Escola Rural

O terreiro era grande, sombreado por velhas mangueiras, varrido com vassoura de alecrim, todas as manhãs, por volta das cinco horas. Naquele dia, era preciso deixá-lo todo arrumado e cheiroso para receber os meninos. Olhou as flores do campo peto da casa, sem nome, sem perfumes, simples; mas belas e atentas, lavadas pelo sereno da noite. Então, com um sorriso no pensamento, saiu varrendo cada palmo de terra começando da entrada da casa. Mastigava no pensamento o último dia de aula do ano passado. Uma lágrima veio molhar seu rosto mansamente como veio de riacho que nasce só para refrescar os pés.

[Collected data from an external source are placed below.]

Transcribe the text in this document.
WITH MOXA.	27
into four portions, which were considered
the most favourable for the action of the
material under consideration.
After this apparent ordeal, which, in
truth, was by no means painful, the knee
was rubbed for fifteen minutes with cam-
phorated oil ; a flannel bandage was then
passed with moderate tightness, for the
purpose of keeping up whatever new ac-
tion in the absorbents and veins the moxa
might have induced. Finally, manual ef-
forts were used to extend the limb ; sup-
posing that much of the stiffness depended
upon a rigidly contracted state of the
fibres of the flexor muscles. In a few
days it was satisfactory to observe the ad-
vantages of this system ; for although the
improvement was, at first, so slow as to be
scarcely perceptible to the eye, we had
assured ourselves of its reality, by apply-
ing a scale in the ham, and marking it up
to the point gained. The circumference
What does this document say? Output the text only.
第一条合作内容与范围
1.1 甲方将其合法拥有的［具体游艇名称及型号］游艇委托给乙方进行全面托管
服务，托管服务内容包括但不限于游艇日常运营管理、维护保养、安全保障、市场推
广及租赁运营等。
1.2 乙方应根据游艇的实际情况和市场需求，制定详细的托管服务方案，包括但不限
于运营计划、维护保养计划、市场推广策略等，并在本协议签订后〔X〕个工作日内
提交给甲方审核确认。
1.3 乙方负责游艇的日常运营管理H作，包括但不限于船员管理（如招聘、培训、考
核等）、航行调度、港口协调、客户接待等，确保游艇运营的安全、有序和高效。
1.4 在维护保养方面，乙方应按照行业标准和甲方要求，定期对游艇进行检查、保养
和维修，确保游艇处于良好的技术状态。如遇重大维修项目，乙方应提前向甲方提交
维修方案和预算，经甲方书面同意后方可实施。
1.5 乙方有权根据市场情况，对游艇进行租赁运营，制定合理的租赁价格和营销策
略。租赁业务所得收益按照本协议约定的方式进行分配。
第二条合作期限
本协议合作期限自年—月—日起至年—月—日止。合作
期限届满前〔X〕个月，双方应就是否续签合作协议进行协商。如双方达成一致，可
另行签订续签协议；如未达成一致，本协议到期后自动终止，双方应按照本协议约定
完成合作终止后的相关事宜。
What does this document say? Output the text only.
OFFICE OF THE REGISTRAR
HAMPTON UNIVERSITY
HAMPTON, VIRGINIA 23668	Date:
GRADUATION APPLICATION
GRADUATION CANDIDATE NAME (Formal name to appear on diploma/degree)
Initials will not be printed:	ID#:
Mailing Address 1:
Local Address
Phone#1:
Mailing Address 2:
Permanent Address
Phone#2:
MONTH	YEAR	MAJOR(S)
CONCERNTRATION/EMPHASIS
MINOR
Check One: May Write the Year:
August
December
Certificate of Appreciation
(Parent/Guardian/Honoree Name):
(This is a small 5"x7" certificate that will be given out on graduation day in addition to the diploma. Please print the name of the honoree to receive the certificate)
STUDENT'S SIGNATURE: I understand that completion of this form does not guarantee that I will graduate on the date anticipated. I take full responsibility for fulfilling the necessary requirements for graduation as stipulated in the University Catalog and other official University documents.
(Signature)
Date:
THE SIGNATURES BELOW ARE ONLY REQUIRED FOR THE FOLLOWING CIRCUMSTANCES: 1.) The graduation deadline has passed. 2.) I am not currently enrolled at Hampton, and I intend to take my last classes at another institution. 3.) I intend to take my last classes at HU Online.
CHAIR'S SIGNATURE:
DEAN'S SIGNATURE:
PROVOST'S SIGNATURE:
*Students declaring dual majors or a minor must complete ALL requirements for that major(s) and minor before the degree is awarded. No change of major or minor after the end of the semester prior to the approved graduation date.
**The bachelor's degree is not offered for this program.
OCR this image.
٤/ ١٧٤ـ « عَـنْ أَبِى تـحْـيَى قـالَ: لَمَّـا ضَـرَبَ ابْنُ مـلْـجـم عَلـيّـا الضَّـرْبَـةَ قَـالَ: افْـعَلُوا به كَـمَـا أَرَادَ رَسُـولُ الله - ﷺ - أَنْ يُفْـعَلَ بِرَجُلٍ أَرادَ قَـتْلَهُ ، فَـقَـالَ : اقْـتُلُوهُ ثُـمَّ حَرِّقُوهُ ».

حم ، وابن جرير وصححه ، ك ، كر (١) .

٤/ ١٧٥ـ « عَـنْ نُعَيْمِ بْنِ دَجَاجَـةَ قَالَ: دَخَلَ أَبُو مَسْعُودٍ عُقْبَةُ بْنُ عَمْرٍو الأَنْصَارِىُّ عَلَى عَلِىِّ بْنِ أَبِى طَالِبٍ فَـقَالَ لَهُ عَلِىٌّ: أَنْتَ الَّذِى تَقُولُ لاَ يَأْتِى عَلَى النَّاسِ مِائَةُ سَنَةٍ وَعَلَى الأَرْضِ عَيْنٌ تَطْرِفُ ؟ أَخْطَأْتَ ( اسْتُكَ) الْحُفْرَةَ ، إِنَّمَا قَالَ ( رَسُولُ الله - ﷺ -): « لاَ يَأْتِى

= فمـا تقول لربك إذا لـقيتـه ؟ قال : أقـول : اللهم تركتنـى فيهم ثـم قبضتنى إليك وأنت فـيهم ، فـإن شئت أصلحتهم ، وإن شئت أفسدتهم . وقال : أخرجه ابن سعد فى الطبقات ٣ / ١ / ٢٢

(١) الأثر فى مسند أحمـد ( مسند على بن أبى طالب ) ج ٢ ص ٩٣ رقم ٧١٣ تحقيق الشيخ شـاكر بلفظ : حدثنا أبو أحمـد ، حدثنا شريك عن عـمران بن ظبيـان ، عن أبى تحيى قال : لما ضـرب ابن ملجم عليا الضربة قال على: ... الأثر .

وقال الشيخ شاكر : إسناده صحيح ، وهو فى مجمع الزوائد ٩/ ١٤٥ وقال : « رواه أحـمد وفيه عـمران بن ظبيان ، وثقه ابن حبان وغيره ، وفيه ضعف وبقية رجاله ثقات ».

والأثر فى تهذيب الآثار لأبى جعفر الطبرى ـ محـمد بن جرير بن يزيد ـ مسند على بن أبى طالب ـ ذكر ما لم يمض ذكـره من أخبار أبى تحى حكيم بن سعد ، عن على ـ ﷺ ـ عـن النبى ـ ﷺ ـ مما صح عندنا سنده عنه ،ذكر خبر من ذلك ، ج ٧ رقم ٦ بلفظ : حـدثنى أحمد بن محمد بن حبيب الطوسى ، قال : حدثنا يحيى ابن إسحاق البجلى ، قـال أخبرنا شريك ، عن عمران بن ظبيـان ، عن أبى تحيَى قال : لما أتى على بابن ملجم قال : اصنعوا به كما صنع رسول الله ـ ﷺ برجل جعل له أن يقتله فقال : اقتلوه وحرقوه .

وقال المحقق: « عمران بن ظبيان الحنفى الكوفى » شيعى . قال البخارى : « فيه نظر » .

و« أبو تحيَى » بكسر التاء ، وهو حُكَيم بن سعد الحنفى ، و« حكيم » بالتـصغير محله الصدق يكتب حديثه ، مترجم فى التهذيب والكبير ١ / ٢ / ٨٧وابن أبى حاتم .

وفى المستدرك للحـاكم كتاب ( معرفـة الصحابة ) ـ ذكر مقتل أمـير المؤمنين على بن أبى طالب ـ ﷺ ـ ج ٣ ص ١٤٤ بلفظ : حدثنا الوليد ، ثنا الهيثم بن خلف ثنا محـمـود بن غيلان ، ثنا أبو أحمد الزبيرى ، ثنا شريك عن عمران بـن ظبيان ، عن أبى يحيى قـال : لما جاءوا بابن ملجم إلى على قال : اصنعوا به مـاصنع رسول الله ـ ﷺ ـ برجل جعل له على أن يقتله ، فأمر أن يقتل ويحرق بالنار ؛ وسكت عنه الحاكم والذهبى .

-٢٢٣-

Pôs os olhos na memória e recebeu os causos vividos em gotas de tinta campestre como se fosse pintar um quadro do caminho da escola. Ali perto o velho riacho a murmurar nas primeiras águas de fevereiro. A mestra suspirou. Encostou a vassoura num tronco de mangueira e observou a manhã. Pássaros canoros cumprimentavam o dia de cima dos galhos em gorjeios ritmados; o vento com longas pernas a brincar nas árvores subindo pelo caule até as folhas; e, no semblante da professora, silencioso, um dos casos caminhando nos pensamentos.

Por um instante seu Francisco teve medo. O riacho tocava uma canção desconhecida. Parecia o galo do terreiro em crista revolucionária tomando conta do terreiro; e o riacho, tal ele, ganhando águas, dono de todo o chão. Colocou as mãos na cabeça, numa aflição, tentando pensar rápido, embora receasse que a chuva que caía lhe levasse todas as ideias. Não seria vencido assim tão facilmente. O que é do homem o bicho não come; dizia seu pai. Coçou o queixo. Ora, ora por que não pensara nisso antes? Reparou nos animais amarrados numa faveira próxima. Era sem estudos, meu Deus, mas os filhos não seriam não. E seu Francisco rumou para um dos jumentos em passadas largas debaixo da chuva.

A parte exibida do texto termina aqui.